Renyi Institute this morning

I'm going to go to the Renyi Institute, one of Budapest's most important centers for pure mathematics, this morning. (I know how to have a good time.) We're starting-- have started, really-- a new project on the future of science and technology, a kind of turbocharged, Web 2.0-ified version of the Delta Scan, and so I'm going to log a little time on the project by going over and talking to people there.

One of the things I'm really interested in is the big trend from Cold War brain drain-- where world-class minds tended to gravitate from the Third World (or global periphery, or global South, or whatever you like to call it), to Europe and the U.S.-- to brain circulation, where people tend to move back and forth between various countries.

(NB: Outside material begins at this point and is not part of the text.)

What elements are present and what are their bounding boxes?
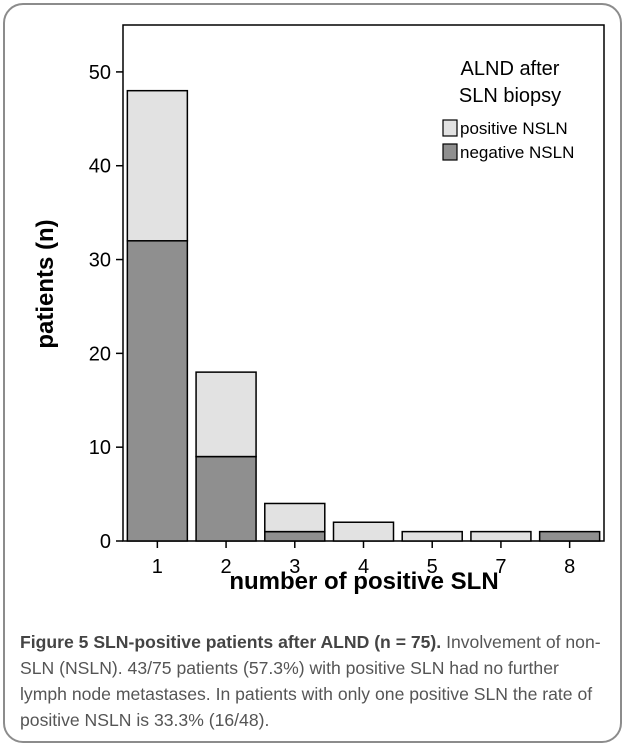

Hungary has a pretty incredible tradition in pure mathematics, and the Renyi Institute is interesting to me for a couple reasons. First, I don't know that much about Hungarian science, and I figure mathematics is as good a place as any to start learning.

Second, Renyi runs a school for foreign students in mathematics, and I'm curious to understand why undergraduates come to it. I think I know the answer, but you'd think that mathematics, of all fields of inquiry, would be place-independent. After all, math is the same everywhere. It's all people standing in front of blackboards, or writing equations on pieces of paper. So why travel anywhere to do it? What's that about? Essentially, the school is a case study in brain circulation-- and conveniently for me, it's one in which Americans go abroad, rather than the other way around.

So this morning I checked the directions on the Web site, got out my map of Budapest (99% of the time the free maps you can pick up at tourist information desks or in hotel lobbies are good enough for my purposes), and spent a sleepy minute looking around for it. Turns out it's about 3 minutes' walk from here.

So I've got a little more time to shower and get some breakfast than I expected, which is cool. I'm pretty smoky, and didn't shower last night, as I got back from Tandem around midnight and was working on my end of cyberspace talk.

I'm now really excited about the talk, by the way. It's not all the time you get to come up with a new way of explaining a subject you've been working on for a couple years, but I think I've done it, and that's very satisfying. I'm going to get at least a chapter section out of it, plus an article in the conference proceedings. Mmmmm, c.v. lines...

[To the tune of Sarah Shannon, "I'll Run Away," from the album "Sarah Shannon".]